Thursday, October 02, 2008

Bush II administration at 22% approval rating, meets Truman's 1952 record


Washington D.C.--Not since records began to be kept--in 1938--has a president been so despised, with the old record, Harry S. Truman.

You know him: the guy the Republicans keep bringing-up as a "great president" who showed certainty and ignored the public, and how they wish he was one of theirs. That must be because he was a corrupt mental midget who authorized dropping the atomic bomb on the Japanese to keep the Russians out of that nation, and...oh yeah, because he wouldn't listen to the public will.


They can have him, but it's not going to do the GOP any good.

By 1952, Americans had only been involved in the Korean War (euphemistically called a "police action," circumventing Congress in a similar fashion as occurred in 2002), had faced a seemingly endless postwar economic downturn, and were frankly sick of looking at the moron who replaced FDR when he died in 1945. As we all know, they didn't make a good choice after Truman, so why should Americans stop screwing-up now? Because the stakes are significantly higher.

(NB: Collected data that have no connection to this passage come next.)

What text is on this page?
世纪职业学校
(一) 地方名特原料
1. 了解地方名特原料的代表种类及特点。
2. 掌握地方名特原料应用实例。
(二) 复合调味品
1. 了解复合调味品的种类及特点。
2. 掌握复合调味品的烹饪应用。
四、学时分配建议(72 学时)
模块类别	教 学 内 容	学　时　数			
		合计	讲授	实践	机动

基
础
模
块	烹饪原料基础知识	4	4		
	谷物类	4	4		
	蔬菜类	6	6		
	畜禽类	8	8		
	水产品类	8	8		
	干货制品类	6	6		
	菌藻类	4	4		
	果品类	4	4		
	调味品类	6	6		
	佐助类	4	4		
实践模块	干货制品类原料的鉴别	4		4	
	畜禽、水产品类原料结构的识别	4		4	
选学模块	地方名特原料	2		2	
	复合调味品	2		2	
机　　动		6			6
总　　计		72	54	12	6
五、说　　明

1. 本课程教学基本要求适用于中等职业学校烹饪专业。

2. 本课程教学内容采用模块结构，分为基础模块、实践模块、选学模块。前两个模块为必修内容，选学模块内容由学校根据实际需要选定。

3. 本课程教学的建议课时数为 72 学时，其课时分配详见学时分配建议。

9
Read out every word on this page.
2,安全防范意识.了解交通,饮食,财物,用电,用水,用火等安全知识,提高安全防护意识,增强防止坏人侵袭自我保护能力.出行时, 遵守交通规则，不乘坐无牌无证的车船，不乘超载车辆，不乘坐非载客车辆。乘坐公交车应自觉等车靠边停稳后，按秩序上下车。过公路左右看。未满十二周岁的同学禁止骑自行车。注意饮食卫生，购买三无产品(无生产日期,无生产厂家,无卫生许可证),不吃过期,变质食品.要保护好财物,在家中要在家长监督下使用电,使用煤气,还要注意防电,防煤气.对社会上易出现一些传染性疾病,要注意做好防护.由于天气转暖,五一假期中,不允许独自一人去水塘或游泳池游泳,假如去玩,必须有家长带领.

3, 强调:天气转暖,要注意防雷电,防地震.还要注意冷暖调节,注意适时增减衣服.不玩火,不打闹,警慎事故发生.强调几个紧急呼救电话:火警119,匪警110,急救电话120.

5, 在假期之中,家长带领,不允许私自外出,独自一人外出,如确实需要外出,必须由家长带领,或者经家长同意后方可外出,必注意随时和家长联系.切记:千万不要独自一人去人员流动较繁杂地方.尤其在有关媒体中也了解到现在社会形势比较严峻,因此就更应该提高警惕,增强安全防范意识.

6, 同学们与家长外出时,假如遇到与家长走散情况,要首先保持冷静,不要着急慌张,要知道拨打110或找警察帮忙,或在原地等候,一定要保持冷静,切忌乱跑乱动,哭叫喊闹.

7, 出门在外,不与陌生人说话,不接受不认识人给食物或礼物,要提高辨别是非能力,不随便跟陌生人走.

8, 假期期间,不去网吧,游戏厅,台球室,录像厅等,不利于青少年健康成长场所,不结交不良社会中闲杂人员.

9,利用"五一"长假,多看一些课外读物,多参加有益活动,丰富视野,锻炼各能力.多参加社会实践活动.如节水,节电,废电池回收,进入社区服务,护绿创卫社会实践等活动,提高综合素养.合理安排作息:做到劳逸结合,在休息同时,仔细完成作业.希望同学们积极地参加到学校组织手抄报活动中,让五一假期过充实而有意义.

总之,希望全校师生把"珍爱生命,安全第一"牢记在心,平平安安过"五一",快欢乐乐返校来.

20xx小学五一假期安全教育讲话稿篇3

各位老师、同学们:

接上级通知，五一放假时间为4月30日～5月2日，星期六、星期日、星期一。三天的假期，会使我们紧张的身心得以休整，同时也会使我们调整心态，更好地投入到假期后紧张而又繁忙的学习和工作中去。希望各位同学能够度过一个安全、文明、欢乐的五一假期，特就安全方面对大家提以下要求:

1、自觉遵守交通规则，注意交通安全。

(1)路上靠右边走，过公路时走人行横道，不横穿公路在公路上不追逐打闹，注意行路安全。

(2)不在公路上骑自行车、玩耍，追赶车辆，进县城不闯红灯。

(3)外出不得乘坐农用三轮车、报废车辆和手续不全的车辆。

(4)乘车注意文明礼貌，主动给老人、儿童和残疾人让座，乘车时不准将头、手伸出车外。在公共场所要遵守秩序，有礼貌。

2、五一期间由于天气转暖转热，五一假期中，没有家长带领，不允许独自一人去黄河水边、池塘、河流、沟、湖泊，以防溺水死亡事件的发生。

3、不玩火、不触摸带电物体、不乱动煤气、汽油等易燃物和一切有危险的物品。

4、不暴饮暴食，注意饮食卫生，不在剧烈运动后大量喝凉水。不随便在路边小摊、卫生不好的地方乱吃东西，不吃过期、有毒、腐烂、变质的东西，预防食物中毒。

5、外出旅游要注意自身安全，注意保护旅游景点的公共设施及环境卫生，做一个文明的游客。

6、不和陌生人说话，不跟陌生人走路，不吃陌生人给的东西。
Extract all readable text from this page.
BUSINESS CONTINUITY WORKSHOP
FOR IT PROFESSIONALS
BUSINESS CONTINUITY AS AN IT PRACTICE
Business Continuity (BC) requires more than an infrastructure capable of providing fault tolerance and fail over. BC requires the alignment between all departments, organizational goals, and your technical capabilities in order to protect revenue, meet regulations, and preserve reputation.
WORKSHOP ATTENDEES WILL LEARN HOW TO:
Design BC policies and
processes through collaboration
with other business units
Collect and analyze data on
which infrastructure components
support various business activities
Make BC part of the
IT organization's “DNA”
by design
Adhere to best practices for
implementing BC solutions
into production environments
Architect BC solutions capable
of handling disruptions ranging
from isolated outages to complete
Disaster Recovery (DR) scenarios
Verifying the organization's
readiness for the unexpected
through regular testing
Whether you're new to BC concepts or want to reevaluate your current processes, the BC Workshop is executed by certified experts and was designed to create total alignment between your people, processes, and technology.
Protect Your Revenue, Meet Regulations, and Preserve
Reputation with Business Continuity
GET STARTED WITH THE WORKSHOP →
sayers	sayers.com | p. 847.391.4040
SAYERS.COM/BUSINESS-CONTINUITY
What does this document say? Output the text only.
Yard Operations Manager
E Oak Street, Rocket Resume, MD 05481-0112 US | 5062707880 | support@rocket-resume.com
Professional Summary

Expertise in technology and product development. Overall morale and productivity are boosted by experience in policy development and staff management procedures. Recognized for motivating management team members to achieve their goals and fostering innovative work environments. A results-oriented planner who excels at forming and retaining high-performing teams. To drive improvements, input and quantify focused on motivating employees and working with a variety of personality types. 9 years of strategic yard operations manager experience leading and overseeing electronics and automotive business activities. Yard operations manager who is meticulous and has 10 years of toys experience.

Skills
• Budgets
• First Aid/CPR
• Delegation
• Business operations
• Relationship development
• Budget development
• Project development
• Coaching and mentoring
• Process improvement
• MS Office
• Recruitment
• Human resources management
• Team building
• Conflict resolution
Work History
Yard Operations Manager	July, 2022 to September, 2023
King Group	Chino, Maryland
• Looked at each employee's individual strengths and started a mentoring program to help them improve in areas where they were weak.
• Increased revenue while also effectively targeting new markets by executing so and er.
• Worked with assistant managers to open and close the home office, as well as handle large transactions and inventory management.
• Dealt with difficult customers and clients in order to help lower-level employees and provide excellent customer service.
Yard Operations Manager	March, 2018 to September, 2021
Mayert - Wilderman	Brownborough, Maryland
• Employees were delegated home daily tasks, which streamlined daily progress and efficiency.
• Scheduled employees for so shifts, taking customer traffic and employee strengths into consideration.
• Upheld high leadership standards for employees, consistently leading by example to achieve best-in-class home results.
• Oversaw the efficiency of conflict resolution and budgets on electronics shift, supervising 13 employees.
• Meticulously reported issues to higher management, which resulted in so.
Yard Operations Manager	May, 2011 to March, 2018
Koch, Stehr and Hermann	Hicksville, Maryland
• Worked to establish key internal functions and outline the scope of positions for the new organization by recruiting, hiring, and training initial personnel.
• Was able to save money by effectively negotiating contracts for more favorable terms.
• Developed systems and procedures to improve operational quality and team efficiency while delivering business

Certainly, the Cold War was on the minds of most of the wrongheaded public of that time, but they should have known clearly that the Soviet Union was more of a threat to itself than the rest of the world. In fact, the only real threat posed was to the "captive nations" that Russia surrounded itself with after losing over 20 million of its citizens during WWII. We can assume had this happened to the United States, the reaction would have been much stronger.

The polls are only stating the obvious about George W. Bush: we never asked for him, we never wanted him, and only a small percentage of the electorate elected and supported him. The problem is, a smidgen of them were the economic elites, the rest being small business people and rednecks who don't understand their own interests very well.

None of this matters. What matters is the bailout and the fact that it isn't going to work. What it will do is to worsen an already bad situation, and fortunately, the Republican Party is going to be one of the greater recipients of the fallout when the public is finally affected directly by their policies at virtually every level of society. What no one appears to understand is that Wall Street, Congress, and the White House have all pushed things too far and that it's time to pay the piper, the bill has come due.

A 22% approval rating is going to look good in a few weeks.